Strontium isotope, amino acid, and fossil taxonomy data to aid in identifying instances of marine terrace reoccupation on Anacapa and San Miguel Islands, California, USA

In areas of low uplift rate on the Pacific Coast of North America, reoccupation of emergent marine terraces by later high-sea stands has been hypothesized to explain the existence of thermally anomalous faunas (mixtures of warm and cool species) of last interglacial age. If uplift rates have been low for much of the Quaternary, it follows that higher (older) terraces should also show evidence of reoccupation. Strontium isotope analyses of fossils from a high-elevation marine terrace on Anacapa Island, California yield a suite of ages ranging from ~2.4-2.3 Ma to ~1.4-1.5 Ma. These results indicate that terrace reoccupation and fossil mixing on Anacapa Island could have taken place over several interglacial periods in the early Pleistocene. Terrace reoccupation over this time period is likely a function of both a low uplift rate and the timing of orbital forcing of glacial-interglacial cycles. Nearby San Miguel Island also has evidence of terrace reoccupation, with Sr-isotope ages of shells from several high-elevation terraces ranging from ~1.21-1.25 Ma to ~0.43-0.50 Ma. However, the frequency of terrace reoccupation was much lower than on Anacapa Island. The uplift rate of San Miguel Island is higher than that of Anacapa Island and the terraces formed when glacial-interglacial cycles were longer. The frequency of terrace reoccupation is controlled by the rate of tectonic uplift and the timing of orbital forcing of sea level change during glacial-interglacial cycles.
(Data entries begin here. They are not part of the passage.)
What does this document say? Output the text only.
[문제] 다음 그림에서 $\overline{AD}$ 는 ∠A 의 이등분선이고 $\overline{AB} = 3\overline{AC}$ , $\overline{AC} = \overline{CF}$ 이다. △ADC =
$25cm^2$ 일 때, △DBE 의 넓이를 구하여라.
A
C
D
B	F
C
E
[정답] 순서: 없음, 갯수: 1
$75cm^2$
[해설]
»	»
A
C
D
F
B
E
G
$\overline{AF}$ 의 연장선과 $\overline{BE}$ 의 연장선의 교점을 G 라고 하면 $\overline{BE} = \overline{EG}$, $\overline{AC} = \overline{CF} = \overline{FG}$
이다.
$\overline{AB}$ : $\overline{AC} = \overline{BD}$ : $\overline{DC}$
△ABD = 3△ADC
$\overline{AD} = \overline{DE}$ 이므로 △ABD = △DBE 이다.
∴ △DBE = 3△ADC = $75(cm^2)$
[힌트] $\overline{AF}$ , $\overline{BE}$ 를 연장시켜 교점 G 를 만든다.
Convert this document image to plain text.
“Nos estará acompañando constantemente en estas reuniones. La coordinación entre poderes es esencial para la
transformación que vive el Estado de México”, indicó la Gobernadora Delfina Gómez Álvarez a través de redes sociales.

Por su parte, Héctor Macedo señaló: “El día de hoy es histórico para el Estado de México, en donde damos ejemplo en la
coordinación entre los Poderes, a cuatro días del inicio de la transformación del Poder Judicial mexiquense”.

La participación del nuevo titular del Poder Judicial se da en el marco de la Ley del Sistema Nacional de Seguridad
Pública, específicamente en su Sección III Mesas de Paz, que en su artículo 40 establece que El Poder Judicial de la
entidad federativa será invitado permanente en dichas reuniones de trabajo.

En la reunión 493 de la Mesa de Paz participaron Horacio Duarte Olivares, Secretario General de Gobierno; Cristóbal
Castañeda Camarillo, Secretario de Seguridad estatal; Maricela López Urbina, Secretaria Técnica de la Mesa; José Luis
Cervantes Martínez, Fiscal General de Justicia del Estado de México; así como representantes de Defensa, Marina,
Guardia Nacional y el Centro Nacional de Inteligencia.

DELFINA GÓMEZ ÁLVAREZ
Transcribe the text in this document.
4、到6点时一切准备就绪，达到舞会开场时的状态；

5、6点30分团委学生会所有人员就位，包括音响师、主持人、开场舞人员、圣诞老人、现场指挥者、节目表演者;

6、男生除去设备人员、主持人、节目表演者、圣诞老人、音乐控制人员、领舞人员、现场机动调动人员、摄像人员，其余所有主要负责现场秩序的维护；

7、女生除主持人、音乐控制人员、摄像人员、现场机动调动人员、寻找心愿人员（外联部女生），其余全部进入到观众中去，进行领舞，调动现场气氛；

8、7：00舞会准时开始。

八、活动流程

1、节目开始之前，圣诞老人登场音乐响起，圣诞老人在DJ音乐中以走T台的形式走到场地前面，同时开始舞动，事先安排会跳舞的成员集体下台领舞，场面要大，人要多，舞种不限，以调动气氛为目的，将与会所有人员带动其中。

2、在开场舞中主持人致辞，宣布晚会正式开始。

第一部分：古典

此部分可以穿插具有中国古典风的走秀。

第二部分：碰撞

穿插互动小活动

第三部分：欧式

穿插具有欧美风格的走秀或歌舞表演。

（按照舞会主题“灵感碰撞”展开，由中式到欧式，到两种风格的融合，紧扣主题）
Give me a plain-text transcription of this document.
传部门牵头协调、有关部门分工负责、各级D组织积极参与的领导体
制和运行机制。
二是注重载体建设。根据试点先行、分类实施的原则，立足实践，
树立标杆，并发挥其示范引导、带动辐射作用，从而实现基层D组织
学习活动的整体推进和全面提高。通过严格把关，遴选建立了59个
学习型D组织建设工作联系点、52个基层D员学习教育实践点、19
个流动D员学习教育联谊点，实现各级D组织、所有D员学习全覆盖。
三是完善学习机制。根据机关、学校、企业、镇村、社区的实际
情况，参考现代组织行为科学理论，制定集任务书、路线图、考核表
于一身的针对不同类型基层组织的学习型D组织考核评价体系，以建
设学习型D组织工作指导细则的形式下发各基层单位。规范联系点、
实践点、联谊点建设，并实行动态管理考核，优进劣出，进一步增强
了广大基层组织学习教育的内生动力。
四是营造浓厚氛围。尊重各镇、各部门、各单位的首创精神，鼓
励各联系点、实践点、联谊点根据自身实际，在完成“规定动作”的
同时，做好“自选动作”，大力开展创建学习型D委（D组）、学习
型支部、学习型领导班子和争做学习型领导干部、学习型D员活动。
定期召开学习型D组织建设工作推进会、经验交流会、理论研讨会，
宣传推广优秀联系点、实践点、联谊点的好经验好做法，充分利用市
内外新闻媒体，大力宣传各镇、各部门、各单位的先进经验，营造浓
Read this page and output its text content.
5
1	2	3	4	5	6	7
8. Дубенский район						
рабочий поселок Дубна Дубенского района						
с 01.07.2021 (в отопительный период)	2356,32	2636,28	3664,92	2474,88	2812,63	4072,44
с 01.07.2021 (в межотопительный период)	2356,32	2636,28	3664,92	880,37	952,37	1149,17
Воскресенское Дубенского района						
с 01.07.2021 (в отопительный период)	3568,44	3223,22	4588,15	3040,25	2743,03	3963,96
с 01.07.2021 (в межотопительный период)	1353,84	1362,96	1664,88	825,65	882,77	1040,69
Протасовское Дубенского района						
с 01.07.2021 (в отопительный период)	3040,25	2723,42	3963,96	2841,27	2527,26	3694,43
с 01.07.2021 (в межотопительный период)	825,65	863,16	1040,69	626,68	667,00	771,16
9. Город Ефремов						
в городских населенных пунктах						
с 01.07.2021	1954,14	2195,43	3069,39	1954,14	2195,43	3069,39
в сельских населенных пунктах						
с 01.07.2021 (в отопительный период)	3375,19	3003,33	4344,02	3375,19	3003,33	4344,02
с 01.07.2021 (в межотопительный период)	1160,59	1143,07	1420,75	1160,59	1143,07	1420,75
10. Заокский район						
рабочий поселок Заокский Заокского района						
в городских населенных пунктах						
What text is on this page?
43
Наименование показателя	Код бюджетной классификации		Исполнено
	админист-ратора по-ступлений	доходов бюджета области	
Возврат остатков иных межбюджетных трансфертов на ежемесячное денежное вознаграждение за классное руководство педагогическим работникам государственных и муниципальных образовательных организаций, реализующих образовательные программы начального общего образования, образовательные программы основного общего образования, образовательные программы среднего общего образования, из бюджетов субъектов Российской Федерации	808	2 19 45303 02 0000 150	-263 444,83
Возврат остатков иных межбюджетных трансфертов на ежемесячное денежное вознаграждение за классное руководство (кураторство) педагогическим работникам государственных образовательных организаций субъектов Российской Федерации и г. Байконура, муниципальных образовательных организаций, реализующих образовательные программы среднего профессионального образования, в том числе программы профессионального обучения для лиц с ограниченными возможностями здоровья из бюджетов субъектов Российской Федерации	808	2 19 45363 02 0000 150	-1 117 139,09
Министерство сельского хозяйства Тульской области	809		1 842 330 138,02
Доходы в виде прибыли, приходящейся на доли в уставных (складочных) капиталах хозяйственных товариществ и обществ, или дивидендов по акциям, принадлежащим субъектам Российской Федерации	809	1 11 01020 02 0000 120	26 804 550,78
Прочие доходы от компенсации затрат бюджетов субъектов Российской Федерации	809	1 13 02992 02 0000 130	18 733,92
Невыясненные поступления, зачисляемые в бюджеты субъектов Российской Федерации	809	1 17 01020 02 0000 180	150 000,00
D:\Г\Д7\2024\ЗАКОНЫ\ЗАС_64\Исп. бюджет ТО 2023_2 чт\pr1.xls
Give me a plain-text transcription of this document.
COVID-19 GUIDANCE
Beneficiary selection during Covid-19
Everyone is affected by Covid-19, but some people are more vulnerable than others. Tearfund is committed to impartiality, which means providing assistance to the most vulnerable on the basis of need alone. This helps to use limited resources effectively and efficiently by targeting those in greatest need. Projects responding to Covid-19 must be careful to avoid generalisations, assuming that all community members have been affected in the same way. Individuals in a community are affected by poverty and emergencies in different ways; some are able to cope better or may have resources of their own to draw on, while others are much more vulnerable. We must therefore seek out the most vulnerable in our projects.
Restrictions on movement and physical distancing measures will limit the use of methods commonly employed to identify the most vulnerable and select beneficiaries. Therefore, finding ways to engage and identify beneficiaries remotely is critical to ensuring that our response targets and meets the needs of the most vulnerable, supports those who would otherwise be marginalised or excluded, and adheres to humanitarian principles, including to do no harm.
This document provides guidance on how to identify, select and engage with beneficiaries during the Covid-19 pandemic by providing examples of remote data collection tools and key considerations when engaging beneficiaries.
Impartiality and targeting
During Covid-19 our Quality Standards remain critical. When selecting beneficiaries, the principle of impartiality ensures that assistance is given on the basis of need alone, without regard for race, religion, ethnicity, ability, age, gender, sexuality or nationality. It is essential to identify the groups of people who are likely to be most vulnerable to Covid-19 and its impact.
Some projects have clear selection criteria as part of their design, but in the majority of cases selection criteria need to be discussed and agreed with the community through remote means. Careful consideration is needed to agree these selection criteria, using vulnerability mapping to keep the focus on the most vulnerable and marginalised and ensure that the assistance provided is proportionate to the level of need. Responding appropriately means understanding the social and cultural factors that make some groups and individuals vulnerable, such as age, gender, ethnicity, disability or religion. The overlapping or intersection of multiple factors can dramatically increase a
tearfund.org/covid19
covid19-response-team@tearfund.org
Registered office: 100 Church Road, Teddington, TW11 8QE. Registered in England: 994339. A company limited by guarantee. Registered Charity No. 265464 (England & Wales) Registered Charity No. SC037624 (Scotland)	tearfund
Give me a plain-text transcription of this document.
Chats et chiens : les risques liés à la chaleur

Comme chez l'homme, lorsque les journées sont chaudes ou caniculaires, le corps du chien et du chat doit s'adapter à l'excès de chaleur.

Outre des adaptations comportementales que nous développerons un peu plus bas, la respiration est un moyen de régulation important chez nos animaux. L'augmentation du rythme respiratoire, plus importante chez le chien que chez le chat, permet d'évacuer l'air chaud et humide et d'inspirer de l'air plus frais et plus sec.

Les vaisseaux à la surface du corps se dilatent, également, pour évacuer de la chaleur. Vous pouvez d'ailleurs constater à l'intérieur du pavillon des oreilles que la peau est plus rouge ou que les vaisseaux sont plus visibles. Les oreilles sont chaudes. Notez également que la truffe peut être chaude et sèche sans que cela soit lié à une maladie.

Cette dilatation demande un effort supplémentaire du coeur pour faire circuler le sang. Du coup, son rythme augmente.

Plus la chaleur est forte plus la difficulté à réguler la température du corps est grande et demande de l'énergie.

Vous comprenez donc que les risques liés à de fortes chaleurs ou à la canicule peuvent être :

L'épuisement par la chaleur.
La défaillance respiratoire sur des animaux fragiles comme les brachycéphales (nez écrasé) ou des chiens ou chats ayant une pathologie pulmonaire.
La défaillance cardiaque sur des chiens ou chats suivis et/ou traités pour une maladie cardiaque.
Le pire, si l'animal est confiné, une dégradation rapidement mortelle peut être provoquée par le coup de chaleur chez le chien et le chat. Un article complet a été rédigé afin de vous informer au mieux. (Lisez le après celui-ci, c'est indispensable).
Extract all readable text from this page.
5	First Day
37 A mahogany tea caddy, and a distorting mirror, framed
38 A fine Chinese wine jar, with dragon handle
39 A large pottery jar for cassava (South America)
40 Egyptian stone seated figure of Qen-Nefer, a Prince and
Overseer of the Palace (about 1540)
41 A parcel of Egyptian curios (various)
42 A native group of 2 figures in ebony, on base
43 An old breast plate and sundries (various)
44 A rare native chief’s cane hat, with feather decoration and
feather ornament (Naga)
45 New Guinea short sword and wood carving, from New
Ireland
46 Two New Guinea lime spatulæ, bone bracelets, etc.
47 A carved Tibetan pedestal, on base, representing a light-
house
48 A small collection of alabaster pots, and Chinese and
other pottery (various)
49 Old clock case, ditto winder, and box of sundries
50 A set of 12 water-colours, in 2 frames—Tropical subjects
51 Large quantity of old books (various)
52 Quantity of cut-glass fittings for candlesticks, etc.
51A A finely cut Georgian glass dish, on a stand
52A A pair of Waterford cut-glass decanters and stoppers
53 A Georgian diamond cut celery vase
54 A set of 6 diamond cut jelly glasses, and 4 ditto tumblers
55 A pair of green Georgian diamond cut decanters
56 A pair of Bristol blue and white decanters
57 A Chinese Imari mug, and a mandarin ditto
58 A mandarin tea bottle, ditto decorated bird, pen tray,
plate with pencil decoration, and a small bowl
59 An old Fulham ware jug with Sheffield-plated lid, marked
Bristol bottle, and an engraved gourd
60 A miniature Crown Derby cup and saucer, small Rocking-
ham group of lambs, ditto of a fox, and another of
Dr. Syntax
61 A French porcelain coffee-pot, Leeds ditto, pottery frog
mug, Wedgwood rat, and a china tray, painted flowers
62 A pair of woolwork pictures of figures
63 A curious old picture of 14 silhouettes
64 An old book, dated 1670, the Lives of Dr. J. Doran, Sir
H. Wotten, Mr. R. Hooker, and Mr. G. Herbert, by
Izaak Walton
在北美太平洋海岸抬升速率较低的区域，学界曾提出假说：后期高海面期对出露海成阶地的重新占据，可解释末次间冰期热异常生物群（暖水与冷水物种混合）的存在。若第四纪多数时期抬升速率均处于较低水平，则高程更高、年代更古老的阶地也应留存被重新占据的证据。对加利福尼亚州阿纳卡帕岛一处高海拔海成阶地中的化石开展锶同位素分析，测得其年代范围约为2.4~2.3 Ma至1.4~1.5 Ma。上述结果表明，阿纳卡帕岛的海成阶地重新占据与化石混合现象，可能发生于更新世早期的多次间冰期之中。该时期内的阶地重新占据，可能同时受低抬升速率与冰期-间冰期旋回轨道驱动力的时间节点双重调控。邻近的圣米格尔岛同样存在阶地重新占据的证据，其多处高海拔阶地壳体的锶同位素年代范围约为1.21~1.25 Ma至0.43~0.50 Ma。但圣米格尔岛的阶地重新占据频率远低于阿纳卡帕岛。圣米格尔岛的构造抬升速率高于阿纳卡帕岛，且其阶地形成于冰期-间冰期旋回更长的地质时期。阶地重新占据的频率，受控于构造抬升速率以及冰期-间冰期旋回中海平面变化的轨道驱动力时间节点。